Regia di Alexs Stadermann vedi scheda film
Una celletta giallo caldo si schiude rivelando la piccola ape Maia, meno paciosamente rotonda di quella che ricordavamo dalla serie animata, altrettanto curiosa di vedere il mondo. L’alveare è un microcosmo istituzionalizzato, le regole della casa impongono un rigido allenamento prima di spiccare il volo. Se le “vicine di cella” sono operaie ubbidienti, la new entry non resiste alla vista del prato che si staglia morbido e libero davanti a una finestra al miele, esce dai ranghi e innesca una gioiosa avventura in compagnia di vario materiale insettoide: alla ricerca di un posto che possa accoglierla senza piegarla.

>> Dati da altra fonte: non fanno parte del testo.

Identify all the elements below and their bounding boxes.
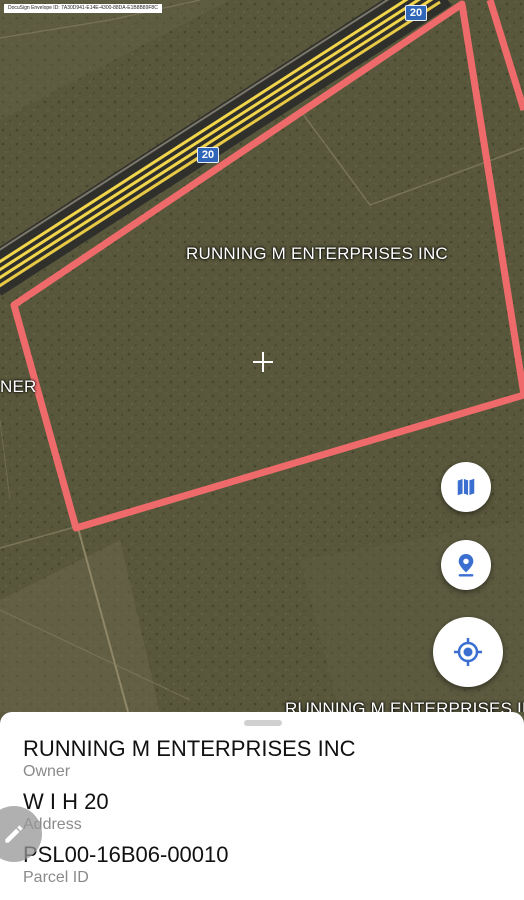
- owner-value: RUNNING M ENTERPRISES INC: [23, 736, 356, 761]
- parcel-owner-label-partial: NER: [0, 377, 37, 396]
- parcel-details-sheet[interactable]: RUNNING M ENTERPRISES INC Owner W I H 20…: [0, 712, 524, 900]
- sheet-drag-handle[interactable]: [244, 720, 282, 726]
- parcel-owner-label: RUNNING M ENTERPRISES INC: [186, 244, 448, 263]
- parcel-id-label: Parcel ID: [23, 869, 89, 886]
- owner-label: Owner: [23, 763, 71, 780]
- map-layers-button[interactable]: [441, 462, 491, 512]
- location-pin-icon: [458, 554, 474, 577]
- interstate-shield-mid: 20: [197, 147, 219, 163]
- drop-pin-button[interactable]: [441, 540, 491, 590]
- map-icon: [457, 478, 475, 496]
- satellite-map[interactable]: DocuSign Envelope ID: 7A30D941-E14E-4300…: [0, 0, 524, 712]
- pencil-icon: [5, 825, 23, 843]
- parcel-id-value: PSL00-16B06-00010: [23, 842, 229, 867]
- my-location-button[interactable]: [433, 617, 503, 687]
- address-value: W I H 20: [23, 789, 109, 814]
- parcel-owner-label-bottom: RUNNING M ENTERPRISES INC: [285, 699, 524, 712]
- docusign-envelope-id: DocuSign Envelope ID: 7A30D941-E14E-4300…: [4, 4, 162, 13]
- map-center-crosshair: [253, 352, 273, 372]
- interstate-shield-top: 20: [405, 5, 427, 21]
- my-location-icon: [454, 638, 482, 666]
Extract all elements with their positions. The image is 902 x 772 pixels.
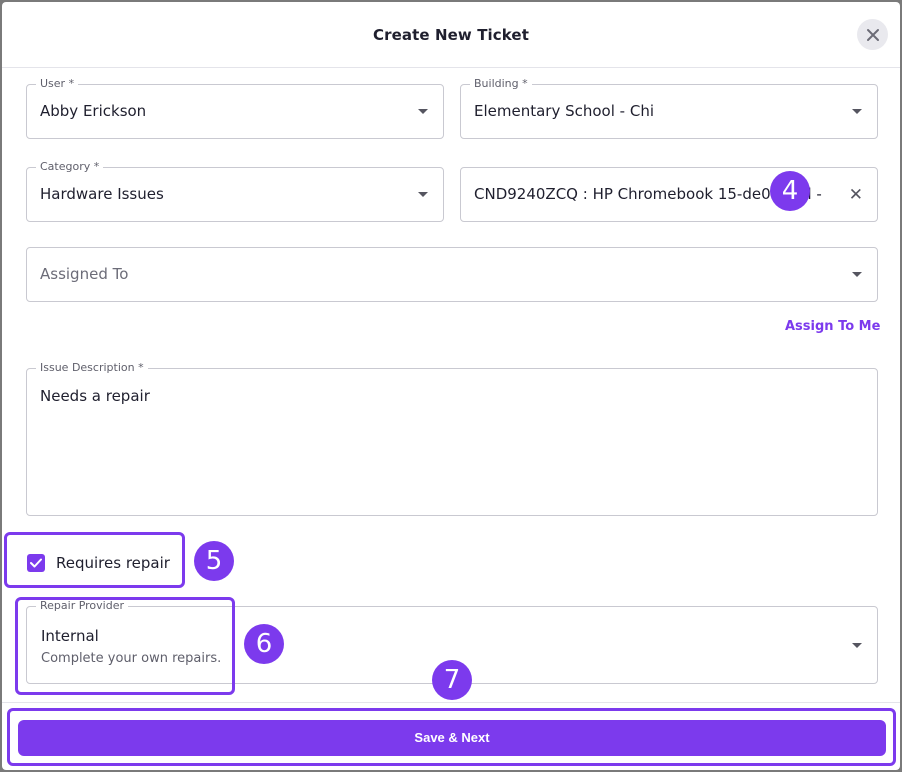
close-button[interactable] (857, 19, 888, 50)
building-label: Building * (470, 77, 532, 91)
issue-description-textarea[interactable]: Issue Description * Needs a repair (26, 361, 878, 516)
user-label: User * (36, 77, 79, 91)
highlight-repair-provider (15, 597, 235, 695)
category-value: Hardware Issues (40, 185, 164, 203)
chevron-down-icon (852, 272, 862, 277)
chevron-down-icon (418, 109, 428, 114)
highlight-save-button (7, 708, 896, 766)
footer-divider (2, 702, 900, 703)
close-icon (866, 28, 879, 41)
device-select[interactable]: CND9240ZCQ : HP Chromebook 15-de0015cl -… (460, 167, 878, 222)
callout-badge-6: 6 (244, 624, 284, 664)
chevron-down-icon (852, 109, 862, 114)
callout-badge-5: 5 (194, 541, 234, 581)
clear-icon[interactable]: ✕ (849, 185, 863, 205)
assign-to-me-link[interactable]: Assign To Me (785, 319, 880, 334)
highlight-requires-repair (4, 532, 185, 588)
user-value: Abby Erickson (40, 102, 147, 120)
modal-title: Create New Ticket (373, 26, 529, 44)
assigned-to-select[interactable]: Assigned To (26, 247, 878, 302)
building-value: Elementary School - Chi (474, 102, 654, 120)
chevron-down-icon (852, 643, 862, 648)
assigned-to-placeholder: Assigned To (40, 265, 129, 283)
category-label: Category * (36, 160, 104, 174)
building-select[interactable]: Building * Elementary School - Chi (460, 77, 878, 139)
category-select[interactable]: Category * Hardware Issues (26, 160, 444, 222)
create-ticket-modal: Create New Ticket User * Abby Erickson B… (2, 2, 900, 770)
modal-header: Create New Ticket (2, 2, 900, 68)
chevron-down-icon (418, 192, 428, 197)
issue-description-value: Needs a repair (40, 387, 150, 405)
issue-description-label: Issue Description * (36, 361, 148, 375)
user-select[interactable]: User * Abby Erickson (26, 77, 444, 139)
callout-badge-4: 4 (770, 171, 810, 211)
callout-badge-7: 7 (432, 660, 472, 700)
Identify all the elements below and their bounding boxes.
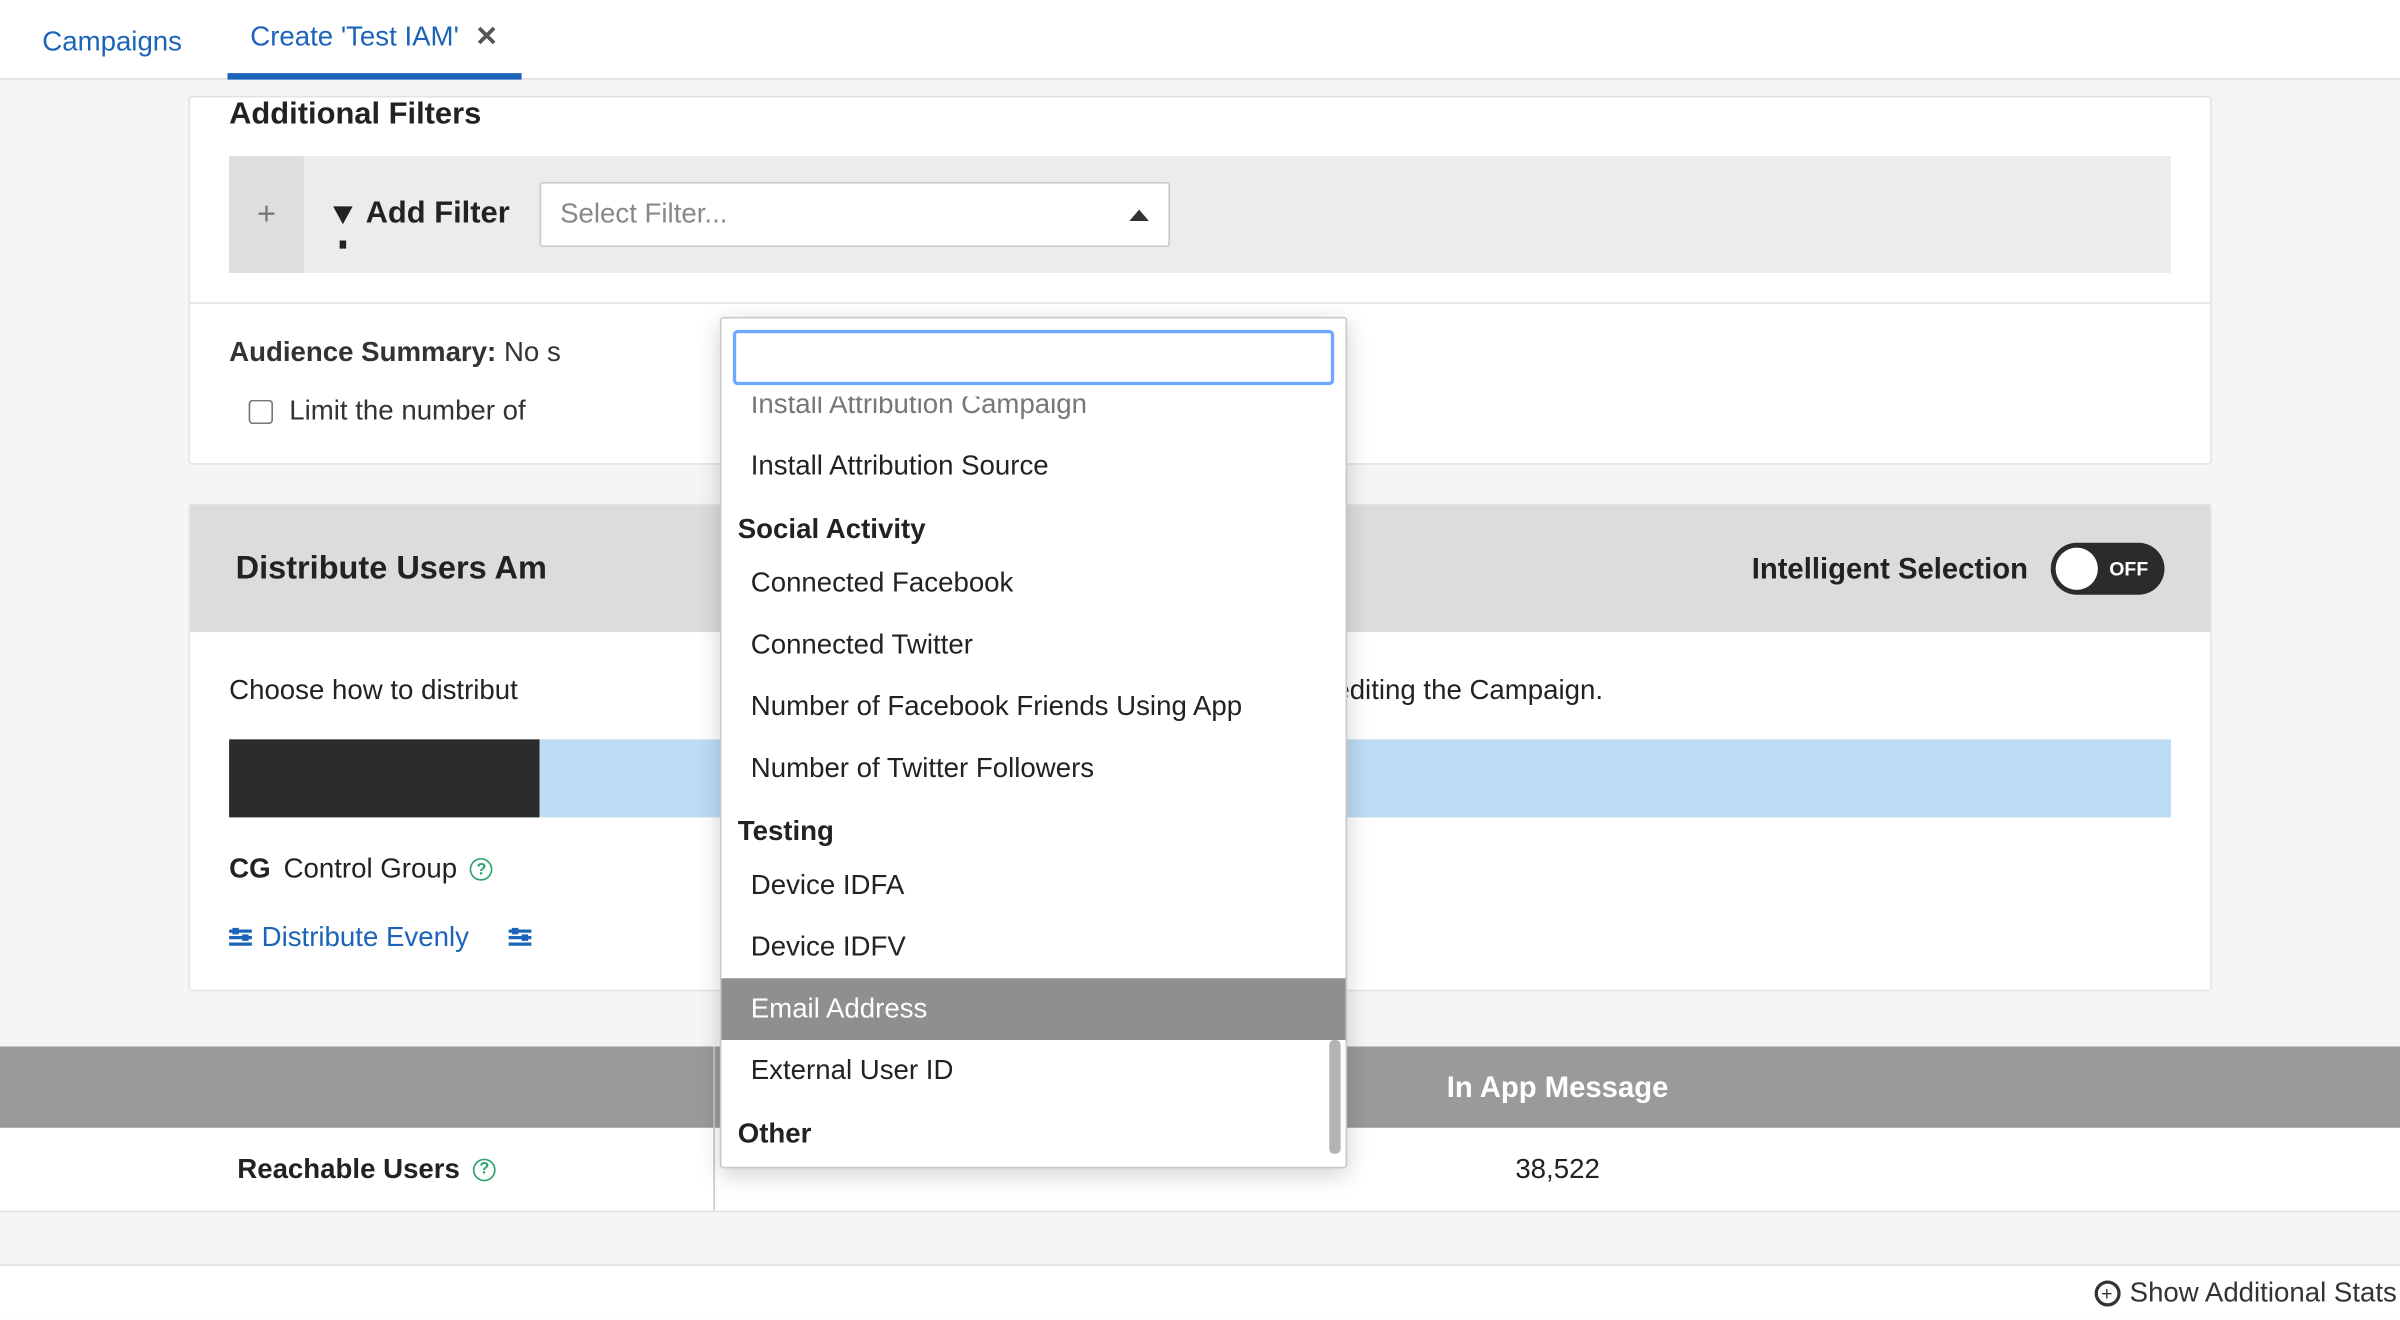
distribution-bar-control-segment: [229, 739, 540, 817]
tab-create-label: Create 'Test IAM': [250, 21, 459, 54]
close-icon[interactable]: ✕: [475, 21, 498, 54]
filter-dropdown-list[interactable]: Install Attribution Campaign Install Att…: [722, 397, 1346, 1167]
reachable-users-label: Reachable Users: [237, 1153, 460, 1186]
panel-additional-filters: Additional Filters + Add Filter Select F…: [189, 96, 2212, 465]
distribute-evenly-link[interactable]: Distribute Evenly: [229, 921, 469, 954]
sliders-icon: [508, 928, 531, 948]
filter-group-header: Other: [722, 1102, 1346, 1157]
scrollbar-thumb[interactable]: [1329, 1040, 1340, 1154]
filter-option[interactable]: Number of Twitter Followers: [722, 738, 1346, 800]
filter-select-trigger[interactable]: Select Filter...: [539, 182, 1170, 247]
filter-dropdown-search-input[interactable]: [735, 332, 1333, 384]
filter-option[interactable]: Device IDFA: [722, 855, 1346, 917]
add-filter-label: Add Filter: [304, 156, 539, 273]
distribute-secondary-link[interactable]: [508, 928, 531, 948]
help-icon[interactable]: ?: [470, 858, 493, 881]
caret-up-icon: [1129, 209, 1149, 220]
filter-option[interactable]: Number of Facebook Friends Using App: [722, 676, 1346, 738]
toggle-knob: [2056, 548, 2098, 590]
reachable-users-label-cell: Reachable Users ?: [0, 1128, 715, 1211]
filter-option[interactable]: Email Address: [722, 978, 1346, 1040]
audience-summary-label: Audience Summary:: [229, 336, 496, 367]
toggle-state-text: OFF: [2109, 557, 2148, 580]
stats-header-left: [0, 1047, 715, 1128]
show-additional-stats-label: Show Additional Stats: [2130, 1276, 2397, 1309]
additional-filters-heading: Additional Filters: [190, 98, 2210, 144]
distribute-evenly-text: Distribute Evenly: [262, 921, 469, 954]
help-icon[interactable]: ?: [473, 1158, 496, 1181]
limit-users-checkbox[interactable]: [249, 399, 273, 423]
distribute-heading: Distribute Users Am: [236, 550, 547, 587]
add-filter-text: Add Filter: [366, 197, 510, 233]
filter-group-header: Social Activity: [722, 497, 1346, 552]
filter-option[interactable]: Connected Facebook: [722, 553, 1346, 615]
audience-summary-value: No s: [504, 336, 561, 367]
intelligent-selection-wrap: Intelligent Selection OFF: [1752, 543, 2165, 595]
filter-option[interactable]: External User ID: [722, 1040, 1346, 1102]
filter-select-placeholder: Select Filter...: [560, 198, 727, 231]
plus-circle-icon: +: [2094, 1280, 2120, 1306]
sliders-icon: [229, 928, 252, 948]
tabs-bar: Campaigns Create 'Test IAM' ✕: [0, 0, 2400, 80]
filter-bar: + Add Filter Select Filter...: [229, 156, 2171, 273]
limit-users-label: Limit the number of: [289, 395, 525, 428]
intelligent-selection-toggle[interactable]: OFF: [2051, 543, 2165, 595]
show-additional-stats-bar[interactable]: + Show Additional Stats: [0, 1264, 2400, 1319]
filter-dropdown: Install Attribution Campaign Install Att…: [720, 317, 1347, 1169]
distribute-explain-left: Choose how to distribut: [229, 674, 518, 705]
filter-option[interactable]: Device IDFV: [722, 917, 1346, 979]
filter-group-header: Testing: [722, 800, 1346, 855]
add-filter-plus-button[interactable]: +: [229, 156, 304, 273]
funnel-icon: [333, 206, 353, 224]
tab-campaigns[interactable]: Campaigns: [42, 26, 182, 78]
control-group-code: CG: [229, 853, 270, 886]
filter-dropdown-search-wrap: [722, 319, 1346, 397]
tab-create-test-iam[interactable]: Create 'Test IAM' ✕: [228, 21, 522, 80]
filter-option[interactable]: Install Attribution Source: [722, 436, 1346, 498]
filter-option[interactable]: Connected Twitter: [722, 614, 1346, 676]
intelligent-selection-label: Intelligent Selection: [1752, 552, 2028, 586]
control-group-label: Control Group: [284, 853, 458, 886]
filter-option-install-attribution-campaign[interactable]: Install Attribution Campaign: [722, 397, 1346, 436]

Animazione semplice e tenera, colori pieni e cieli luminosi solcati da specie animali portatrici di discriminazioni didascaliche q.b., L’Ape Maia è un prodotto destinato in buona fede (e, forse, troppa speranza) alle anime candide, bambini che probabilmente si emozionano di più davanti alle rutilanti esplosioni del blockbuster che di fronte all’esplorazione naturale (e umana) per nulla scaltra o spettacolosa messa in atto da un manipolo di creaturine volanti. La protagonista porta bene i suoi anni (102, dall’uscita del primo libro dedicato): riccioli d’oro golosa di affetto più che di polline, riprende perfettamente il ruolo di guida entusiasta all’integrazione ricoperto sul piccolo schermo, e sui meno piccoli scatena un effetto nostalgia che coinvolge soprattutto la fine di un’era. Quella in cui stupirsi di sé e dell’altro era legittimo senza green screen, e tutto il verde era soffice.